Superantigens have also been observed to directly affect sinonasal mucosa. Min and colleagues demonstrated that in rabbit sinonasal mucosa SEA induces subepithelial edema and inflammatory cell infiltrate and decreases ciliary beat frequency. Another study showed that polyp tissue from patients exhibiting an immune response to SAEs had higher levels of cysteinyl leukotrienes, lipoxin A-4, and leukotriene B-4 compared with enterotoxin IgE-negative nasal polyps. Stimulation of human nasal epithelial cells with SEB has been associated with an increased presence of proinflammatory mediators and prolonged eosinophil survival. The effect of SAEs on sinonasal mucosa in CRS (and nasal polyps) establishes a link between the immune response observed in CRS and the microbiology observed in CRS.
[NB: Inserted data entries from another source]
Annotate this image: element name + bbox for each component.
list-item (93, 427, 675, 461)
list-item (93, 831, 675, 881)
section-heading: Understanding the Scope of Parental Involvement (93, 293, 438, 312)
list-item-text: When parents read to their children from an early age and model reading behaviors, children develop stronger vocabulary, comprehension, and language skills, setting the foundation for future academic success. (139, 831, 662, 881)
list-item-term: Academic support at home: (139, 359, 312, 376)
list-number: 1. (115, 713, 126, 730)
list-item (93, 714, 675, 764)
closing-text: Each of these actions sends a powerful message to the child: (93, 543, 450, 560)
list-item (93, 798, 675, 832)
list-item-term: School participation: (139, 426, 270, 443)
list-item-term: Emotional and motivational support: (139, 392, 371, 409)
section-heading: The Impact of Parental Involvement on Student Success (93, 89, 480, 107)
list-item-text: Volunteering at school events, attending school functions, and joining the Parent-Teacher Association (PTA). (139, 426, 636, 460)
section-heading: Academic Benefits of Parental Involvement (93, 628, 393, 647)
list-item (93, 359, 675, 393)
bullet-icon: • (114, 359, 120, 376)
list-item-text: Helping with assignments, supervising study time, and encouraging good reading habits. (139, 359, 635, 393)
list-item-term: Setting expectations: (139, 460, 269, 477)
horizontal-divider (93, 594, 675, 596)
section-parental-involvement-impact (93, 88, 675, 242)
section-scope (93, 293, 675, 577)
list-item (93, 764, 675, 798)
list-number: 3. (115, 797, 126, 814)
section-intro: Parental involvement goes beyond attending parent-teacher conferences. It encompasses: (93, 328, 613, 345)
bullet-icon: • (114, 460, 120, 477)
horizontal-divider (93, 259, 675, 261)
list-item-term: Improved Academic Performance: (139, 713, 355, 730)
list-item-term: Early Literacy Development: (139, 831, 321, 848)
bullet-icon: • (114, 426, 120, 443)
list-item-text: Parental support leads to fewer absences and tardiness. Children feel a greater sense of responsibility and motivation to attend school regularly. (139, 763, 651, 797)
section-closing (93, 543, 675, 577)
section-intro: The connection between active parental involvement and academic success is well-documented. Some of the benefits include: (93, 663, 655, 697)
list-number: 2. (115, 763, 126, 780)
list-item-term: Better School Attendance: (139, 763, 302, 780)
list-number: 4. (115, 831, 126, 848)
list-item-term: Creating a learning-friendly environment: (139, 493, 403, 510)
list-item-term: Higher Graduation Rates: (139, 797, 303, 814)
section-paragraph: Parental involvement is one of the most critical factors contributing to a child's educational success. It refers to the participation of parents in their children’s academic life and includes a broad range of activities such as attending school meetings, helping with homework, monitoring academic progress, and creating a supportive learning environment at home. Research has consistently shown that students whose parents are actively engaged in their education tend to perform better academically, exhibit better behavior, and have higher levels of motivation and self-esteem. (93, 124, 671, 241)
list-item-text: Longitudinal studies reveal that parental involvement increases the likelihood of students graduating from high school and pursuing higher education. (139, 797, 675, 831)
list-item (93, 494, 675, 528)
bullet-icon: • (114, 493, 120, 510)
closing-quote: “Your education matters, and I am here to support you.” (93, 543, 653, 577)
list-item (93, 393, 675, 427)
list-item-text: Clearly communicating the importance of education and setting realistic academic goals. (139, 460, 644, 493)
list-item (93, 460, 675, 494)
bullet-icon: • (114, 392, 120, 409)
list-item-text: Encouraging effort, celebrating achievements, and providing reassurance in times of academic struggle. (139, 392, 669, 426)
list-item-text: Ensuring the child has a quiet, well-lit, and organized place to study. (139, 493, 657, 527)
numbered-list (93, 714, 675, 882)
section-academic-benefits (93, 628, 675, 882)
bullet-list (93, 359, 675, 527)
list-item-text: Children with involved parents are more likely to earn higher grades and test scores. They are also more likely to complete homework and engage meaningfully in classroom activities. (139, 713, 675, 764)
Although most studies investigating S aureus superantigens appear to corroborate their contribution to the development of CRSwNP, some studies do not. Damm and colleagues showed that the nasal Staphylococcal culture rate in patients with CRSwNP were no higher than the control group, and the carrier condition was not a risk factor of disease extent and severity. Furthermore, a relationship between S aureus superantigen genes and the severity of nasal polyposis was not identified.

Most of the evidence suggests that superantigens are involved in CRSwNP, but much still needs to be learned about their treatment. It is crucial for the clinician to obtain a culture and sensitivity because there are differences in community-acquired bacteria compared with hospital-acquired counterparts. Many different regimens have been proposed for the treatment of S aureus (including MRSA). McCoul and colleagues comparatively reviewed systemic antibiotics, topical mupirocin, nebulized solutions, and chlorhexidine baths. No regimen was found to be statistically superior. Steroids have long been a mainstay of management of CRSwNP. Some have suggested that superantigens may participate in steroid insensitivity. Wang and colleagues further expounded on this concept. Tissue samples obtained from patients with CRSwNP and CRSsNP were exposed to Staphylococcus exotoxins and tested for a glucocorticoid receptor. Among polyp patients, 72% of recurrent polyp patients and 55% of primary polyp patients tested positive for the receptor, whereas only 6% of patients with CRSsNP tested positive, and no controls tested positive. These results suggest that more refractory CRSwNP may be related to the presence of a glucocorticoid receptor that is induced by Staphylococcal exotoxins, resulting in steroid insensitivity.

Much still remains to be learned about S aureus superantigen. Although its presence has certainly been associated with CRSwNP, the appropriate management regimens remain to be elucidated.